Leahru-Mar made a nervous click in
the back of his throat. “He’s right about that. How do we know your information’s good?”
“It’s good,” said Chen-Mai, his tone curt. “Their patrols come through here every fourteen days. As long as you did your job and kept them from seeing us, then we’ve got that long to find the portal.”
Despite his anxiety, Leahru-Mar’s ebony features turned peevish. “I did my job. We’re alive, aren’t we? No Cardassians shooting at us. Besides, it wasn’t all that hard to hide the ship. We’re small, and this is a binary star system. The primary went supernova, and the neutron star that’s left is accreting matter and gas from the brown star’s heliosphere, and ...”
“English.” Chen-Mai glowered. (He might have been born under the sign of the monkey, but he complained like a goat.) “In English.”
Leahru-Mar opened his mouth then seemed to reconsider whatever it was he’d been about to say. Instead, he punched up a display on the bridge’s viewscreen.

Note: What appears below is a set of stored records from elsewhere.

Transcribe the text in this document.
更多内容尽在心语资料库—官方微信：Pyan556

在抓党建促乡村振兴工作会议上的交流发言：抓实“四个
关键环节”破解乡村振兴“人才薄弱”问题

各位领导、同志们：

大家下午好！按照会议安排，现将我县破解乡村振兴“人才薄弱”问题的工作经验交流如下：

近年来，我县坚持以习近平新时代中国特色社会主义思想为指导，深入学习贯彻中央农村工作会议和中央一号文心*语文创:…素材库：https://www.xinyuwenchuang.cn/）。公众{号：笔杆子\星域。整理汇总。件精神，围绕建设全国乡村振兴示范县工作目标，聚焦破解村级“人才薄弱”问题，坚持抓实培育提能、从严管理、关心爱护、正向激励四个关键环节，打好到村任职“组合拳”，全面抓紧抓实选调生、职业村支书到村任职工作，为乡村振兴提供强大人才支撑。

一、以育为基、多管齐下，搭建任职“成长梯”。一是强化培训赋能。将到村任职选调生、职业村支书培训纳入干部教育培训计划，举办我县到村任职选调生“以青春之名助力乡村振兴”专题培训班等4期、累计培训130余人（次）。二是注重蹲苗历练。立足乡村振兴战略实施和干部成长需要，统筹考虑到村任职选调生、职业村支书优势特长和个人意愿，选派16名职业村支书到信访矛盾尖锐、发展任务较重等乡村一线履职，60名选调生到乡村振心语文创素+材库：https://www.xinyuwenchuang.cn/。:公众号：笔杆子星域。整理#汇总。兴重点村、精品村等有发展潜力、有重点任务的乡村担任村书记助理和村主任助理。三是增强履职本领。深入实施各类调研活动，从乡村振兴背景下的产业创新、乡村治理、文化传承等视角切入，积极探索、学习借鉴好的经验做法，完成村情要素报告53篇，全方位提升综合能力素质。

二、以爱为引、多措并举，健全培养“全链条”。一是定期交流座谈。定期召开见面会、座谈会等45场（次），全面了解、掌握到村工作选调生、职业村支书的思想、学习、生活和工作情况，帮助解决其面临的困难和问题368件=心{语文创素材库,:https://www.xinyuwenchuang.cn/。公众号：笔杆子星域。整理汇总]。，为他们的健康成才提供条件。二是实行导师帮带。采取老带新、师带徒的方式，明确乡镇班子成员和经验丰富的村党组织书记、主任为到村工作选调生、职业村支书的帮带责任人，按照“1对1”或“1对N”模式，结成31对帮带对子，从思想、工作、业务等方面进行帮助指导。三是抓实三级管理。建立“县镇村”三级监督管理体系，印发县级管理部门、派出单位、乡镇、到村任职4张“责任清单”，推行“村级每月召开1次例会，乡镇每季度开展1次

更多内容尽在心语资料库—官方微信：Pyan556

A grid display wavered into focus, showing a privileged view of the binary system: The neutron star, embedded within a large nebula, was coded yellow. The slightly larger brown star, with its larger orbit, was orange.
“It’s pretty basic. You have a nebula left over from the time when this binary’s primary star went supernova. All that ionized gas and plasma makes it tough for anyone to see us, though it also works the other way. It makes it hard for us to see them. The distance between the two stars is point-zero-three AU, so the orbits are fast. About three solar days, give or take. Again, that works to our advantage because the close proximity means that those plasma streamers,” Leahru-Mar brought up twin red whorls spiraling from the orange-colored brown star toward the neutron star, “are highly volatile. Plus, this isn’t your usual neutron star. It’s a magnetar; it’s generating an intense magnetic field because the spin is so fast. So, for want of a better description, the whole place is one big magnetic and radioactive sink. Again, this works to our advantage because not only are signals subtended by the magnetic field, but the area’s ion-saturated because the neutron star’s stealing matter from the brown star. In turn, those accretion plasma streamers make for a very strong stellar wind.”